The girls had some time to play before their baths at eight. After bathing, we said evening prayers and I put them to bed. They are so vibrant and loving. I wish their father could see them growing up as I do, but I know he loves them and wants to provide for them. Besides, his patients need him. I try my best to be both father and mother to the girls, but at times I can see their disappointment. They love their father dearly, as I do, but do not understand his commitment to his practice.

I heard Frank’s horse in the yard around 11:00 PM. Looking out the window I could see his faint lantern lighting his way. Both man and steed were tired and hungry from the long evening. Frank visited four families after dinner while out on house calls. Thankfully, Jack, Frank’s hired man who helps with livestock and the crops, stayed late working on some horse harnesses and was able to put up Frank’s horse. Jack is a great friend to Frank, and I am thankful for him.

After a quick snack of bread and honey by carbide light, Frank came upstairs to bed. Frank loved the latest "technology" as he called it and had the carbide lights installed in our home. They shed much more light than lanterns or candles, but cost much more. They are still no match for Mother Nature and the sun.

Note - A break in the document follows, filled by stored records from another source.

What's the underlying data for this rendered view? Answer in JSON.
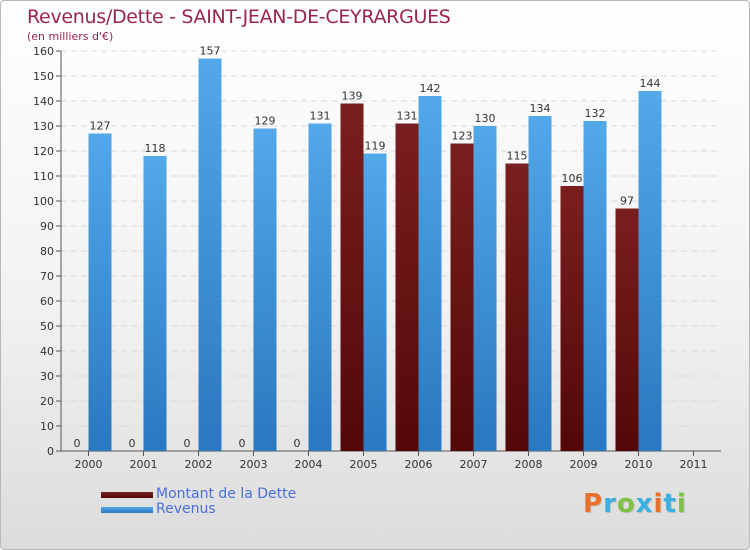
{
  "title": "Revenus/Dette - SAINT-JEAN-DE-CEYRARGUES",
  "subtitle": "(en milliers d'€)",
  "logo": "Proxiti",
  "logo_colors": [
    "#e8702a",
    "#3ab0e2",
    "#7dc242",
    "#3ab0e2",
    "#e8702a",
    "#3ab0e2",
    "#7dc242"
  ],
  "colors": {
    "dette": "#7a1f1f",
    "dette_dark": "#520808",
    "revenus": "#52a8e8",
    "revenus_dark": "#2a78c0",
    "title": "#9a2452",
    "legend_text": "#4a6fd8"
  },
  "chart_data": {
    "type": "bar",
    "categories": [
      "2000",
      "2001",
      "2002",
      "2003",
      "2004",
      "2005",
      "2006",
      "2007",
      "2008",
      "2009",
      "2010",
      "2011"
    ],
    "series": [
      {
        "name": "Montant de la Dette",
        "values": [
          0,
          0,
          0,
          0,
          0,
          139,
          131,
          123,
          115,
          106,
          97,
          null
        ]
      },
      {
        "name": "Revenus",
        "values": [
          127,
          118,
          157,
          129,
          131,
          119,
          142,
          130,
          134,
          132,
          144,
          null
        ]
      }
    ],
    "ylim": [
      0,
      160
    ],
    "yticks": [
      0,
      10,
      20,
      30,
      40,
      50,
      60,
      70,
      80,
      90,
      100,
      110,
      120,
      130,
      140,
      150,
      160
    ],
    "grid": true,
    "legend_position": "bottom-left"
  }
}
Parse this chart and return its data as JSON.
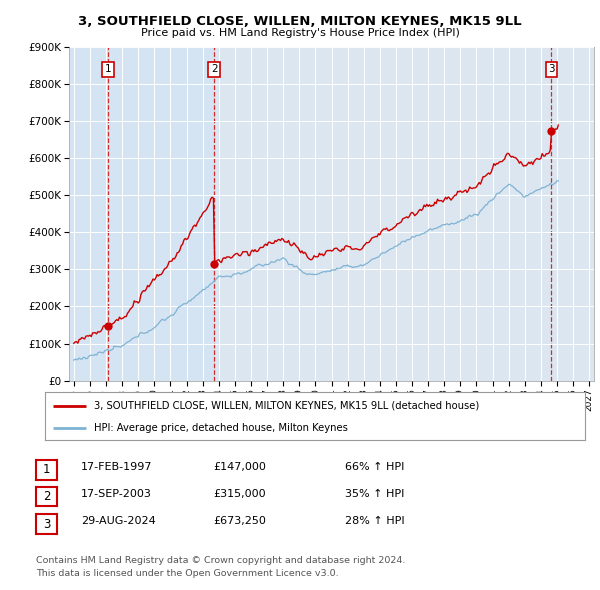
{
  "title": "3, SOUTHFIELD CLOSE, WILLEN, MILTON KEYNES, MK15 9LL",
  "subtitle": "Price paid vs. HM Land Registry's House Price Index (HPI)",
  "legend_line1": "3, SOUTHFIELD CLOSE, WILLEN, MILTON KEYNES, MK15 9LL (detached house)",
  "legend_line2": "HPI: Average price, detached house, Milton Keynes",
  "footnote1": "Contains HM Land Registry data © Crown copyright and database right 2024.",
  "footnote2": "This data is licensed under the Open Government Licence v3.0.",
  "sales": [
    {
      "num": 1,
      "date": "17-FEB-1997",
      "price": 147000,
      "hpi_text": "66% ↑ HPI",
      "year": 1997.12
    },
    {
      "num": 2,
      "date": "17-SEP-2003",
      "price": 315000,
      "hpi_text": "35% ↑ HPI",
      "year": 2003.71
    },
    {
      "num": 3,
      "date": "29-AUG-2024",
      "price": 673250,
      "hpi_text": "28% ↑ HPI",
      "year": 2024.66
    }
  ],
  "red_color": "#cc0000",
  "blue_color": "#7fb3d3",
  "bg_color": "#dce6f1",
  "shade1_color": "#c5d8ec",
  "ylim": [
    0,
    900000
  ],
  "xlim_start": 1994.7,
  "xlim_end": 2027.3
}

Our usual bed-time conversation consisted of his patients and our family. Mrs. Willimington was due to have her baby any day now. Frank hoped that they would have a boy, as he always does. Having two girls himself, Frank hopes that our next child will be a boy. I really want to give him a boy, but feel that I can raise girls a little bit better.

Next month will be our fourth year in this home. It is truly our dream home. Frank’s practice is soaring and I hope to remain in Greentop for many years to come.

I finally turn out the carbide light around midnight.